Sixth Circuit Health Care Argument: Do Republican District Judges Stand Alone?

To date, no court of appeals has opined on whether the Affordable Care Act is constitutional, and the trial judges — “district judges” as they are known in the federal system — who have weighed in on the issue have all split along party lines. That pattern seemed almost certain to continue after today’s oral argument in the U.S. Court of Appeals for the Sixth Circuit. Because of excessive caseloads, district judges are occasionally asked to sit on appeals panels, and the district judge asked to hear today’s case — Reagan-appointed Judge James Graham — was the only member of the three-judge panel who seemed eager to strike down health reform.

Graham’s leaning is not surprising. He previously held on states rights grounds that state employers are immune to the Family Medical Leave Act, only to have the Supreme Court reject this view in an opinion by conservative Chief Justice William Rehnquist. What was surprising, however, is that Graham may be alone among the three judges in his apparently belief that the ACA is unconstitutional.

The panel’s senior member is Judge Boyce Martin, a Carter appointee who is more likely to ride a unicorn out of the courtroom than to accept the utterly meritless arguments against the ACA. Then the third panelist is Judge Jeffrey Sutton.

Sutton is one of the judiciary’s most conservative members and a former activist for state’s rights issues. He devoted much of his career to preventing people with disabilities, religious minorities, and even children who are illegally deprived of Medicaid coverage from holding states accountable in federal court, and he served as an officer in the conservative Federalist Society’s Federalism and Separation of Powers practice group.
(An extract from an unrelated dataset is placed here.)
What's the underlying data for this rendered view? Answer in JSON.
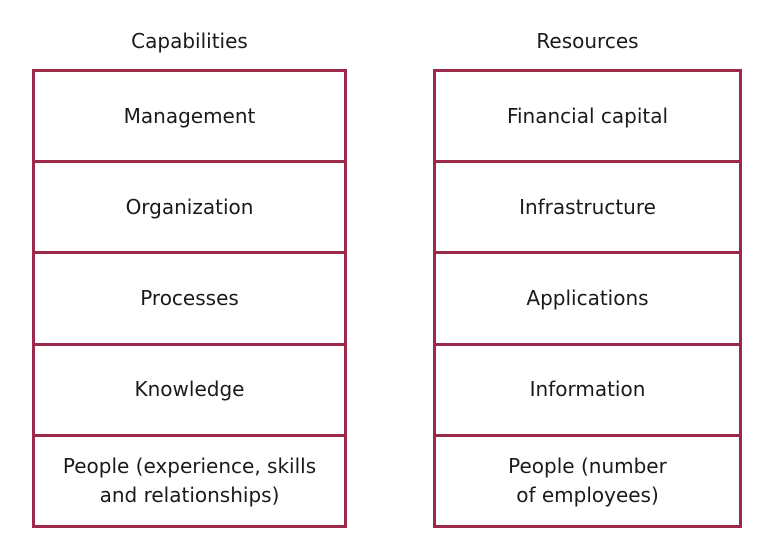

More recently, Judge Sutton was unanimously reversed by the Supreme Court for ignoring a binding precedent he argued and won before the justices in order to hand a potentially election-changing victory to the Ohio Republican Party.


And yet Sutton seemed deeply torn between his own personal sympathy with the plaintiffs’ anti-health care arguments and the fact that there just isn’t any way to strike down this law under the Constitution or the Supreme Court’s precedents.

The plaintiffs’ sole claim is that the ACA’s provision requiring most Americans to either carry health insurance or pay slighty more income taxes violates the Constitution because that amounts to compelling people to buy a product, and compelling a purchase somehow is not allowed. Sutton called this argument “ingenious” and praised it as a rule that the “average American understands,” but he also doubted that such a rule — if it exists — should apply to health insurance. As Sutton pointed out, nearly everyone will need to buy health care at some point because they are sick or injured, and the costs can be catastrophic. So the ACA doesn’t require people to buy anything they won’t already purchase, it just nudges them to finance that purpose through health insurance rather than paying out of pocket.

On three separate occasions, Sutton floated a potential way to “split the baby” in this case. The Supreme Court allows two kinds of challenges to a law: “facial” challenges, that claim the law must be effectively striken from the books, and “as applied” challenges, which claim that the law cannot be applied to a particular person or entity. In order to bring a facial challenge, however, a party must show that “no set of circumstances exists under which the Act would be valid.

Because the case essentially comes down to whether a person who is not currently participating in the health care market can be made to enter it, Sutton repeatedly suggested that this kind of case cannot be resolved by a facial challenge. Many people currently are insured, or are currently receiving treatment, or are very likely to receive treatment in the imminent future. All of those people are in the health care market, and should be subject to regulation even under the plaintiffs’ legal theory. By contrast, a healthy, independently wealthy individual with no insurance might not presently be participating in the health care market, and so they might be able to bring an as-applied challenge claiming that the law cannot apply to them — and only them. Thus, the ACA would be constitutional for virtually everyone, and people in exceptionally rare circumstances would be immune.

Now let’s be clear. Sutton is a deeply conservative judge. He has a history of manipulating the law to benefit the GOP, and he had plenty of skeptical questions for the solicitor general today. The smart money is still against Sutton voting to uphold the law. Moreover, the panel strongly hinted prior to today that it might dismiss the case on procedural grounds and skip the merits altogether.


Nevertheless, the fact remains that one of the judiciary’s leading conservatives — and a judge with a long history of states’ rights activism to boot — seemed worried that the case against the ACA is riddled with holes. He may vote to strike the ACA down, but he’ll have to stretch the law beyond recognition to do so.